We've had a small wooden playhouse in our back garden for the last three years. It was built by John and my Dad when Angus was about one year old and painted by John (under my strict instructions) with white paint and pale green trim. It started out well and was full of children every summer and much of the winter too. But as our collection of bikes, trikes, trolleys and scooters grew the playhouse shrank until it was no longer used for playing, just for storing toys. It looked like this:
So, inspired by a conversation with my friend Hannah (who has created an enviable playhouse for her four girls) and by this playhouse at Kate's blog Kate's Creative Space I set to work and it now looks like this:
I set myself a rule: spend as little money as possible. Everything (nearly) must be recycled or already owned. Oh, I do love a challenge! So on the outside the kids and I washed all the paint work and windows and gave it all a really good scrub. I mended the two broken perspex window frames and we planted the window box with geraniums. I made bunting by cutting up two old oilcloth tablecloths with pinking shears and stapling the triangles to fabric tape, then staple gunning the tape to the overhang above the door and window. It's not going to win any sewing awards but the effect is still pretty.

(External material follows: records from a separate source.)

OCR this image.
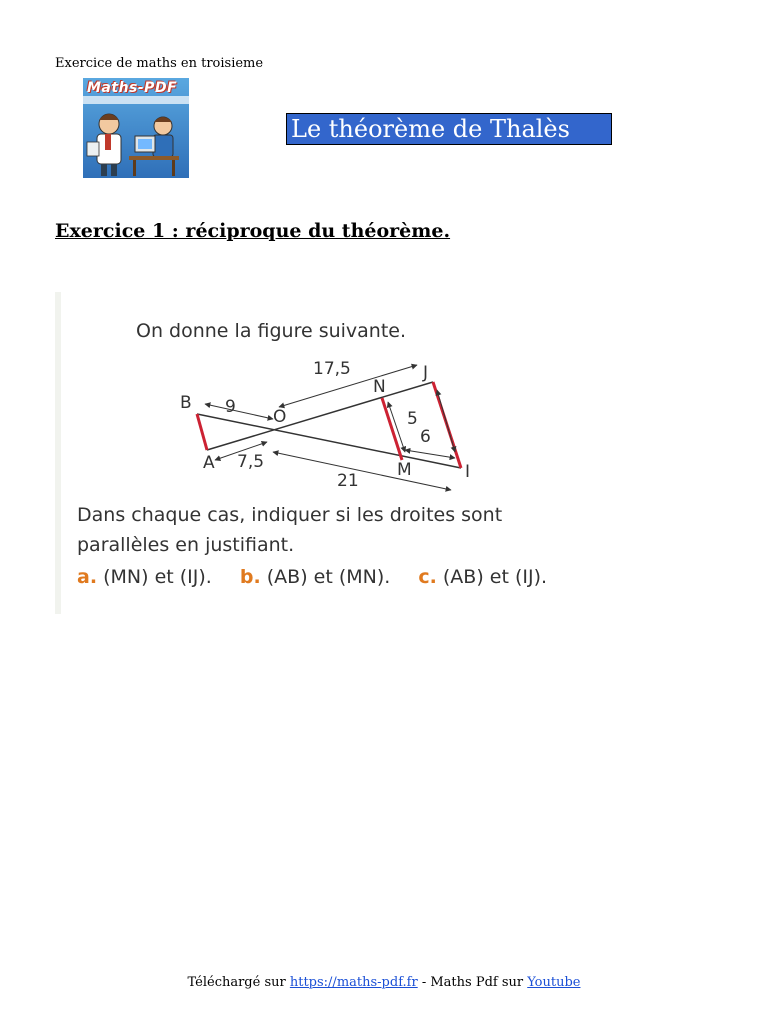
Exercice de maths en troisieme
Maths-PDF
Le théorème de Thalès
Exercice 1 : réciproque du théorème.
On donne la figure suivante.
B
O
N
J
A	M	I
17,5
9
5
6
7,5
21
Dans chaque cas, indiquer si les droites sont
parallèles en justifiant.
a. (MN) et (IJ). b. (AB) et (MN). c. (AB) et (IJ).
Téléchargé sur https://maths-pdf.fr - Maths Pdf sur Youtube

Inside, I gave the walls two coats of white paint and made curtains for the door and window from a large piece of pink checked fabric I bought in Ikea a few years ago. Curtain rails were made simply from cup hooks and lengths of wooden dowel.
And then the fun bit - furnishing it. We laid cheap vinyl floor tiles and I hung some union flag bunting left over from the jubilee celebrations last year.
The cooker is a wooden box we had in the loft. I used foam crafting sheets to make a hob and borrowed some enamel bits and pieces from the kitchen. The lid lifts up so it's handy storage too, should Bella and Angus feel the urge to tidy up.
There is just room for a table and a couple of chairs.
I covered up the horrid plastic table with a tablecloth. The use of lace trim is more to avoid the need to hem a circular piece of fabric than for any design purposes. Little cushions match the curtains (I really stretched that £6 metre of fabric there!) and ribbon scraps make curtain tie backs.
The curtains are absolutely my favourite thing about the house. The minute I hung them and added the tie backs my heart skipped a beat and I thought "It looks so pretty!" and "I want to live there!" I cannot resist the allure of gingham curtains, especially when they are miniature versions for a cute miniature house.
We celebrated the opening with strawberry milkshake and chocolate biscuits.
It's a big success, which make me so happy. When I asked the children what their favourite part was they both said the curtains, straight away. They really, really like going in there and shutting the curtains. They've put this box of books in there...
...completely their own idea, and they sit in there and read books. Sometimes I find them in there first thing in the morning while they are still wearing their pyjamas. It's quite sweet. The other thing they like to do is take all the ribbons off the curtains and make ribbon stew in the saucepan on the stove top.
I knew when I picked a posy of flowers from the garden and put them in an old, broken mug and placed them on the little table that is was time to step away from the charm of the playhouse and go back to the big house, the real house, and do the washing up.
I took the flowers with me.
I can't find my scrap of paper where I jotted down costs, but it's safe to say that altogether we spent about £25 on the floor tiles, film for the window, foam sheets, wooden dowel, cup hooks and geraniums.
The white paint, oilcloth, jubilee bunting, cooker, cushion pads, fabric for curtains and cushions and tablecloth, and the table and chairs were already knocking around the house or garage. Bearing in mind that the playhouse is not especially watertight, I will be emptying it of anything fabric in the autumn and bringing it all inside to be washed and stored away ready for next spring. Then it will be extra nice to bring it all out again ready for another summer of play.
Thank you for indulging me and letting me show you this project. It brought me, and the children, a lot of pleasure.